Disaster recovery strategies become less generic and more application-specific as applications increase in complexity. That said, this document will attempt to illustrate high-level disaster recovery strategies that can be applied to common stateful applications.
It is also important to acknowledge that the disaster recovery strategy for the OpenShift platform itself is a separate topic aside from the disaster recovery for applications running within OpenShift.
For the purpose of this discussion, we can make the assumption that OpenShift is deployed in one of the topologies depicted below:
One could argue that “two independent clusters” and “three or more independent clusters” are the same architectural pattern. However, as we will see, when we have more than two datacenters at our disposal, additional options become available in terms of disaster recovery and so it behooves us to distinguish those two architectures.
Notably, the option of an OpenShift cluster stretching across two datacenters is being excluded from this discussion. With this type of OpenShift deployment, when a disaster strikes, there are some operations that are needed to recover OpenShift (exactly what depends on the details of the deployment). We don’t want to find ourselves in a situation where we need to recover OpenShift’s control plane and at the same time the applications running on it.
Disaster recovery strategies can be grouped into two main categories:
- Active/passive: with this approach, under normal circumstances, all the traffic goes to one datacenter. The second datacenter is in a standby mode in case of a disaster. If a disaster occurs, it is assumed that there will be downtime in order to perform tasks needed to recover the service in the other datacenter.
- Active/active: with this approach, load is spread across all available datacenters. If a datacenter is lost due to a disaster, there can be an expectation that there is no impact to the services.
For the remainder of the document, a sample application will be used to illustrate the alternative disaster recovery strategies.
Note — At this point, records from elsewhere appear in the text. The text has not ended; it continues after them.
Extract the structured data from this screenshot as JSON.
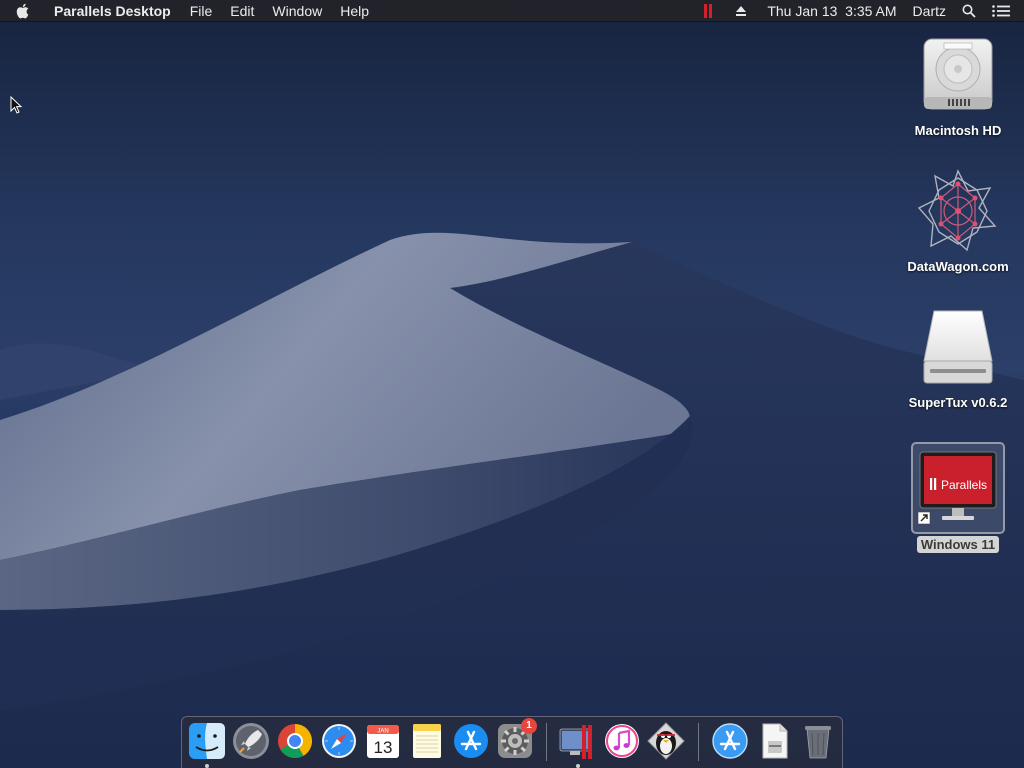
{
  "menubar": {
    "app_name": "Parallels Desktop",
    "menus": [
      "File",
      "Edit",
      "Window",
      "Help"
    ],
    "clock": "Thu Jan 13  3:35 AM",
    "user": "Dartz",
    "icons": [
      "apple-icon",
      "parallels-status-icon",
      "eject-icon",
      "spotlight-icon",
      "notification-center-icon"
    ]
  },
  "desktop_icons": [
    {
      "label": "Macintosh HD",
      "icon": "hard-drive-icon"
    },
    {
      "label": "DataWagon.com",
      "icon": "datawagon-icon"
    },
    {
      "label": "SuperTux v0.6.2",
      "icon": "disk-image-icon"
    },
    {
      "label": "Windows 11",
      "icon": "parallels-vm-icon",
      "selected": true
    }
  ],
  "dock": {
    "items": [
      {
        "name": "Finder",
        "icon": "finder-icon",
        "running": true
      },
      {
        "name": "Launchpad",
        "icon": "launchpad-icon"
      },
      {
        "name": "Google Chrome",
        "icon": "chrome-icon"
      },
      {
        "name": "Safari",
        "icon": "safari-icon"
      },
      {
        "name": "Calendar",
        "icon": "calendar-icon",
        "month": "JAN",
        "day": "13"
      },
      {
        "name": "Notes",
        "icon": "notes-icon"
      },
      {
        "name": "App Store",
        "icon": "app-store-icon"
      },
      {
        "name": "System Preferences",
        "icon": "system-preferences-icon",
        "badge": "1"
      },
      {
        "name": "Parallels Desktop",
        "icon": "parallels-desktop-icon",
        "running": true
      },
      {
        "name": "iTunes",
        "icon": "itunes-icon"
      },
      {
        "name": "SuperTux",
        "icon": "supertux-icon"
      },
      {
        "name": "Applications",
        "icon": "applications-folder-icon"
      },
      {
        "name": "Document",
        "icon": "document-icon"
      },
      {
        "name": "Trash",
        "icon": "trash-icon"
      }
    ]
  },
  "colors": {
    "menubar_bg": "#242428",
    "parallels_red": "#d4202c",
    "selection_label_bg": "#d4d4d4"
  }
}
While this approach will make the discussion more opinionated, it will make for a more realistic and easy to understand use case.
A Sample Stateful Application
Our application can be depicted as the following:
A stateless front-end receives customer requests through a route and communicates to a stateful workload. In our example, this is a relational database. The database pod mounts a persistent volume for its data.
Active / Passive Strategies
Active / passive strategies are suitable for those scenarios where only two datacenters are available. For more insight on why two datacenter deployments only lend themselves to active / passive strategies, and to understand what types of compromises are possible to overcome this limitation, please see the following blog post.
In an active/passive scenario, the overall architecture is depicted below:
In the preceding diagram, a global load balancer (referred to in the diagram as a Global Traffic Manager [GTM]) directs traffic to one of the datacenters.
The application is configured to replicate its state to the passive site.
When a disaster strikes, the following needs to occur:
- The application is activated (either started, or configured to be master) in the passive site.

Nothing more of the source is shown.